Monday, August 16, 2010

on being an artist

I would not call myself an exciting person. I don't partake of any illegal substances (dagga, cocaine, mescalin, sleeping pills, crushed Ritalin, socks (although smoking them probably isn't strictly illegal - ooh, double brackets!), heroine or the odd Ecstasy pill). I hardly drink anymore and when I drink, I don't get drunk (the night I drunk myself into a stupor in something ridiculous like three hours at Radile's party aside). I cannot hunch over a manuscript, scribbling furiously whilst clutching a cigarette and looking tortured with my unbrushed curly hair tousled by the wind (but then again my hair is so straight it probably wouldn't even be tousled by a hurricane). I don't write through the night and go through to the kitchen desperate for a caffeine fix, looking at the window-glass at my own reflection staring out of the darkness and thinking existential thoughts. I don't drink coffee and I go to bed at eleven. I get tired early.

I don't really party (I get bored after about twenty minutes in a club like Friars, but maybe that's a poor example of a place to have a good time) and I don't dazzle exclusive people at exclusive restaurants with my extraordinary wit and charm (although I like to think my dry sense of humour can charm some people). I enjoy house parties where I can meet interesting people and talk to them, but even that often gets dull after a while as the things that drunk or high people find amusing are often not as entertaining to someone as sober as I (usually) am.
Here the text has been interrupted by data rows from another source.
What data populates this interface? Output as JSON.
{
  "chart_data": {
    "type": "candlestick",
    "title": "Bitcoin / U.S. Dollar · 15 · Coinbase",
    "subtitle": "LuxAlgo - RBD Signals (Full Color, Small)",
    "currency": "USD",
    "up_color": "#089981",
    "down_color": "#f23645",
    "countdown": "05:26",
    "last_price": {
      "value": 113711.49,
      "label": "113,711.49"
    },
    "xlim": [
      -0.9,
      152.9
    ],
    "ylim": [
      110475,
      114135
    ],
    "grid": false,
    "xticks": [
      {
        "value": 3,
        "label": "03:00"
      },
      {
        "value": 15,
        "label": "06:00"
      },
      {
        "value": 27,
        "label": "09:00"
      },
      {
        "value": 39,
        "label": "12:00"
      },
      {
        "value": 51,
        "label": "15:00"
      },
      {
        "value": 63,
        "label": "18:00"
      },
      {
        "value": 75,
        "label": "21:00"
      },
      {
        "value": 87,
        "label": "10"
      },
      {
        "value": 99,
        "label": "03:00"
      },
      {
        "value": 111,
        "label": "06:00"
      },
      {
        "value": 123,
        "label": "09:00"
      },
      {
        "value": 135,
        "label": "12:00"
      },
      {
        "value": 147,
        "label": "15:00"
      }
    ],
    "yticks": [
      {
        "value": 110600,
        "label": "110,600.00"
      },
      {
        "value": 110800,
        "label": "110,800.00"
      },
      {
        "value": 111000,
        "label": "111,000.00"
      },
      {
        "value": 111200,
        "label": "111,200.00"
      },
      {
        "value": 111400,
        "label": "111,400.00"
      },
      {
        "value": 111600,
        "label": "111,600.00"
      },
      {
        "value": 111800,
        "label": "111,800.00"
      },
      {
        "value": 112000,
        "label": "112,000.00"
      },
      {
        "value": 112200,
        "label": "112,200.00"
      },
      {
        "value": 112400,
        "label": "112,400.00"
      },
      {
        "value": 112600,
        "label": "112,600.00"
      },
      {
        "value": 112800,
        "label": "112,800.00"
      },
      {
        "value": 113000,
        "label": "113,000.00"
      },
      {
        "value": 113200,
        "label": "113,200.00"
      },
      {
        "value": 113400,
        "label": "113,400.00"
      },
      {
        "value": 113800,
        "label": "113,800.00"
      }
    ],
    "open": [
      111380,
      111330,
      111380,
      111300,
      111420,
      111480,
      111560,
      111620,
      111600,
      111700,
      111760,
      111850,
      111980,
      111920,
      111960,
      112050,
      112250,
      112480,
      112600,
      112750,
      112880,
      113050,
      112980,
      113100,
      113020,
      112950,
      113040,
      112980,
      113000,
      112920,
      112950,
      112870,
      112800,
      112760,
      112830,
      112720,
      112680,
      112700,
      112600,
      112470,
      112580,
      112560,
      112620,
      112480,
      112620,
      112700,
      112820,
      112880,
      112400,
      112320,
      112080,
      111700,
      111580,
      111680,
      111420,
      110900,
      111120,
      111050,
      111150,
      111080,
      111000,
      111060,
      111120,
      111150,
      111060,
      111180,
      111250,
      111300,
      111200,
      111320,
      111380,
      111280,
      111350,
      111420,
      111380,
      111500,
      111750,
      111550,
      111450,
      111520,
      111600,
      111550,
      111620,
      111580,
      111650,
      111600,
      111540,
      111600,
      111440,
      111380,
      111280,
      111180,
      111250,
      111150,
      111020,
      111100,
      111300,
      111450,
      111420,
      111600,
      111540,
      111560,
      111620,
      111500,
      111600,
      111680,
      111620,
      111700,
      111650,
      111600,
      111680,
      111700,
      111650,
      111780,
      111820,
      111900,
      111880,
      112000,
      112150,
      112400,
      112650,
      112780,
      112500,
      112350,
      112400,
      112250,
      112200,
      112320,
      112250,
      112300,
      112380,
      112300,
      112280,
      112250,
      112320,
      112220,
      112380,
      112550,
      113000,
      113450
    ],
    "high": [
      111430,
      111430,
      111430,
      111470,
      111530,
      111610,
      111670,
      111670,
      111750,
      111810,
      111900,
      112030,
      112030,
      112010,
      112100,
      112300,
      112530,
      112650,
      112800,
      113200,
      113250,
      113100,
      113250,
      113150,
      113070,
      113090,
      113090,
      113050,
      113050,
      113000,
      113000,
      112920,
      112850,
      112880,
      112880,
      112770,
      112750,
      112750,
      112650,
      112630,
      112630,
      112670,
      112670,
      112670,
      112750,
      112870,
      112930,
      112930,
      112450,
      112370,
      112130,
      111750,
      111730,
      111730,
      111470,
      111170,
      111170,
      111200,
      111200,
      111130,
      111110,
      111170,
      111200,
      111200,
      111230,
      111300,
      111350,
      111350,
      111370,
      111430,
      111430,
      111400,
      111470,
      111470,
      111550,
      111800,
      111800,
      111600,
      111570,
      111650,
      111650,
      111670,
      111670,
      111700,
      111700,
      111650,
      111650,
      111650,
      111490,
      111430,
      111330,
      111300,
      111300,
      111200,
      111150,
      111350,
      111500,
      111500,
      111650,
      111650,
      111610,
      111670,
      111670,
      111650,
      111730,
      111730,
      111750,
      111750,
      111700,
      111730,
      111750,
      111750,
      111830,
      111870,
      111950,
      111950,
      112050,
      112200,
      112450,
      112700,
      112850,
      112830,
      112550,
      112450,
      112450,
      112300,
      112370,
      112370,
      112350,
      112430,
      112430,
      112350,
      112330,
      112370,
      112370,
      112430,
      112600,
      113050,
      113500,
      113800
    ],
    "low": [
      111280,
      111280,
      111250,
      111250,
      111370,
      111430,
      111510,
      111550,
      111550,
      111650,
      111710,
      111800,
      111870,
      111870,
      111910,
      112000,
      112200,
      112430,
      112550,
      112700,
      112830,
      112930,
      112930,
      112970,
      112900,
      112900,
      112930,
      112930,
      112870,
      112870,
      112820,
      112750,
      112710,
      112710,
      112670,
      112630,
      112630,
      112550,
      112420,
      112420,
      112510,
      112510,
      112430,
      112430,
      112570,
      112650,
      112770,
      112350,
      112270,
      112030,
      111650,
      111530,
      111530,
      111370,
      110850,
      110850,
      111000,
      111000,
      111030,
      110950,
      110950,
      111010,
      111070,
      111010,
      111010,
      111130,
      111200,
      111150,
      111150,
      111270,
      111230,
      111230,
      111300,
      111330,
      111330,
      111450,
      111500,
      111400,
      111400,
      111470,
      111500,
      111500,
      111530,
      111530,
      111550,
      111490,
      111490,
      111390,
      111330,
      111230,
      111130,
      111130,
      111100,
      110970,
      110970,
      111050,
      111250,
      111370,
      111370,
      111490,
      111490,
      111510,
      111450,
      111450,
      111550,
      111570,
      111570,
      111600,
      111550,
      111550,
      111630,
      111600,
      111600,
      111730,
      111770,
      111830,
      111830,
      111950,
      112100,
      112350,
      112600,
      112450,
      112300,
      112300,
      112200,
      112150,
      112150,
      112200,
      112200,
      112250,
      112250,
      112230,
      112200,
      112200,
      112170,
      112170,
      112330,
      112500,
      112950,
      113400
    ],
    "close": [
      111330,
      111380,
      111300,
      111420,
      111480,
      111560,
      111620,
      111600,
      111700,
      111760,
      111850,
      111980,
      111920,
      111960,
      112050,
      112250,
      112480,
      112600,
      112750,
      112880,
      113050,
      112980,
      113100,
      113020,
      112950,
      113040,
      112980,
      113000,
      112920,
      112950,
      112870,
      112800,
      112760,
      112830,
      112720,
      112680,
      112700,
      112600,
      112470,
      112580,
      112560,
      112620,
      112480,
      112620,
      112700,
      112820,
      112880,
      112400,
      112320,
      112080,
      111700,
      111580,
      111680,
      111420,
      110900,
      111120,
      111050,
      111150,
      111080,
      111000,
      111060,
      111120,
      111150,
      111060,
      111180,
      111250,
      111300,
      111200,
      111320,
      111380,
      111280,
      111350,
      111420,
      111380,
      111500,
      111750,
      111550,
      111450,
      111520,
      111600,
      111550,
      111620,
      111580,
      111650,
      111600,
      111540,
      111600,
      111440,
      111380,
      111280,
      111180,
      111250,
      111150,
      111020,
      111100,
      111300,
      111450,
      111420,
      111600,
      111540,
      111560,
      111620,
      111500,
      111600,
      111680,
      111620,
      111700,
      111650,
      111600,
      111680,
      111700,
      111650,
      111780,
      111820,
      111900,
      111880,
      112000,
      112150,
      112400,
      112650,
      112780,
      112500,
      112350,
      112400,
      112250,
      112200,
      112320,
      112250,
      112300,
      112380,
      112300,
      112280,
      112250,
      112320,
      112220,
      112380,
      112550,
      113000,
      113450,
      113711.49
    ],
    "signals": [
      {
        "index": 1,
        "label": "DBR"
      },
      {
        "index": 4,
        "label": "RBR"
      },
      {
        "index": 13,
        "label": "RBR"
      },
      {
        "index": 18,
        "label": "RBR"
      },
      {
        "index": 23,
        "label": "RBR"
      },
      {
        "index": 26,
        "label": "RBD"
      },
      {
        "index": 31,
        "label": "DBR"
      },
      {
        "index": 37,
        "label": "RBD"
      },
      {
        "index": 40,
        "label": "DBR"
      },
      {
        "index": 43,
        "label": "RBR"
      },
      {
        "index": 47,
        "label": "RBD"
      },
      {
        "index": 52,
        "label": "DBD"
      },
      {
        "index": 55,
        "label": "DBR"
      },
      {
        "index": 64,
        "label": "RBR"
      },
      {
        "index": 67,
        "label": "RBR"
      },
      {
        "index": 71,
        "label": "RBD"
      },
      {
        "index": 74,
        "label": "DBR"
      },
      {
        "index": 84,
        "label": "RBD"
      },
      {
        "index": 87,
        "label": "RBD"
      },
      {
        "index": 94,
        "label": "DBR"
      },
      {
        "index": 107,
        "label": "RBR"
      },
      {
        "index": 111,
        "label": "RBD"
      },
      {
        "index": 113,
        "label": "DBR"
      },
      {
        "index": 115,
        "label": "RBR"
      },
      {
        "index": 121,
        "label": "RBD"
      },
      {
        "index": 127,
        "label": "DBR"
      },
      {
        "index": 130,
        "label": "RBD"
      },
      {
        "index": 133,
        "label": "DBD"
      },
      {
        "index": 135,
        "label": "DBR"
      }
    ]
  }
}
What I do find entertaining, tragic, amusing, intriguing, puzzling and enormous good fun is learning more about the infinite variety of people in the world by watching them, reading about them, listening to them on the radio or reading what they have to say in newspapers and magazines. What I am enjoying even more is describing what I see in the fabulous fund of words that are available to me.

And that is what I find exciting about my life. It is not wild or "artistic" in the traditional sense of the word, but if I can create messy, exciting, dangerous art; why do I need to live a dangerous life?

That may make it sound like I wish to live vicariously through my art, but that is not quite it. It gives me great satisfaction to have beautiful, nourishing relationships with people that are not sustained by wild parties or psychedelic trips onto other planes. I love talking and finding out more about the world, or going for walks or runs in green valleys or on rocky mountains. I love going to a dance class and then coming home and after a therapeutic shower (another of life's little quiet ecstasies), getting into bed with book, pen and paper. Of course sharing that bed with someone else is a not-so-quiet ecstasy that is an important part of my life, but that's another story.

I have often heard it said that some people's lives are so incredible that their lives are like works of art. Those people - although they may wish to - often cannot create art because they live art. My life may not be the stuff of a Hunter S. Thompson or even a Conradian adventure story, but it enables me to observe and minutely capture the intricacies of life around me and preserve them as though in rich, warm amber. I would not call myself an exciting person, but I would call myself an artist.